When I opened my first investing accounts in the early 1980s, I had to learn what to do, so I turned to the accessible publications at the time, The Wall Street Journal, Money Magazine, and, of course, diligently watched Wall Street Week on PBS. I was a bit in awe of these, mostly men, in suits. They seemed to know a great deal and had confidence in their predictions of the future. The more time I spent digesting all of this, I began to think (a) that they must make a lot more money than I was making and (b) if I could figure out their secrets, I could do so much better. For a while, I truly believed that by analyzing economic indicators, one could "predict" the direction of the market, thus buying and selling at the right time.
Today, much more knowledgeable and less wealthy because of my ignorance, I still have to hold myself back from making things more difficult and complex than needed to achieve no worse than average. I remember looking through fund literature and online fund information, trying to size up the prospects for this fund or that fund. I didn't realize that these actively managed funds actually own many of the same stocks, just in different proportions. I didn't realize that the fewer stocks that they own meant that the performance would have greater volatility (larger highs some years and larger losses in others) than a fund with many more stocks. And finally, while the market operates in a rational way - increasing or decreasing prices based on supply and demand, people are irrational when gathered in a group until they realize they're irrational and correct themselves.

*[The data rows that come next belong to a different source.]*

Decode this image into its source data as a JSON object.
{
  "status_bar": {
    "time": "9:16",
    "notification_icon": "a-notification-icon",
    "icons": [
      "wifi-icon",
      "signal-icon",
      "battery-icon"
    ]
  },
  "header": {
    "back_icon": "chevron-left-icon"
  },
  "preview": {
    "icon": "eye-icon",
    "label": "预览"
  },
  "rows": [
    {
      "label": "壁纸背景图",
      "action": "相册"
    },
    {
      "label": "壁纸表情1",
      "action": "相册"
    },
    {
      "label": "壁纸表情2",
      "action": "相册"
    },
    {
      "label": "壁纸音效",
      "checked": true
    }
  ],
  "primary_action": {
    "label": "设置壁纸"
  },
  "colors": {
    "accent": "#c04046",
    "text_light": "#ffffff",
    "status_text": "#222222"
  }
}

One analogy for this predicament is trying to be a weather forecaster, using the data from your phone's app to help you make decisions about what to pack for next week's trip. At first, you take in all the forecast data to guide your decisions until experience tells you the more important factors are seasonal and the jet stream producing High or Low pressure over the area. But instead, we keep looking at our phone, trying over and over again to get this forecasting right. If we just got into the habit of packing a rain jacket, an umbrella, a light coat, a sweater, long pants, and shorts, we would be comfortable regardless of changes in the weather. We would be prepared because we expect the unexpected and would not be surprised by the changes or think we need to do something else, like trying to find a store that sells umbrellas when it's raining. At the root of how many of us think about the world is forgetting that many things are driven by factors we cannot predict; thus, we focus on small details rather than the big picture. Instead of studying what the phone says about the weather in Chicago next week, step back and remember it's early springtime, so it could rain, be cold (or warm), and windy in Chicago. Then pack accordingly.
Successful investing is about pulling your eyes back away from the minute-to-minute details, noise, and predictions and instead being prepared for anything to happen. Which means wide diversification (prepare for rain, snow, or sunshine), income and growth (hot, cold, and warm), and rebalancing (keeping the right proportions of short and long sleeve tops and bottoms). This translates into setting an asset allocation appropriate for your age, then selecting a few but not too many funds across many sectors, sizes, and types, then rebalancing and always keeping them in your suitcase, so to speak. Then whatever happens, you're prepared and expect to encounter extreme conditions from time to time. If you do these simple things, you'll do much better than those who think an 80% chance of rain means it is definitely going to rain and only pack a rain jacket and end up being cold because you don't have a sweater underneath. And, you won't get caught without an umbrella, thinking you can solve your dampness problem if you can find an umbrella store before it's too late. As I said in Dad's Rule #35 - Don't Make Investing More Complicated than Necessary.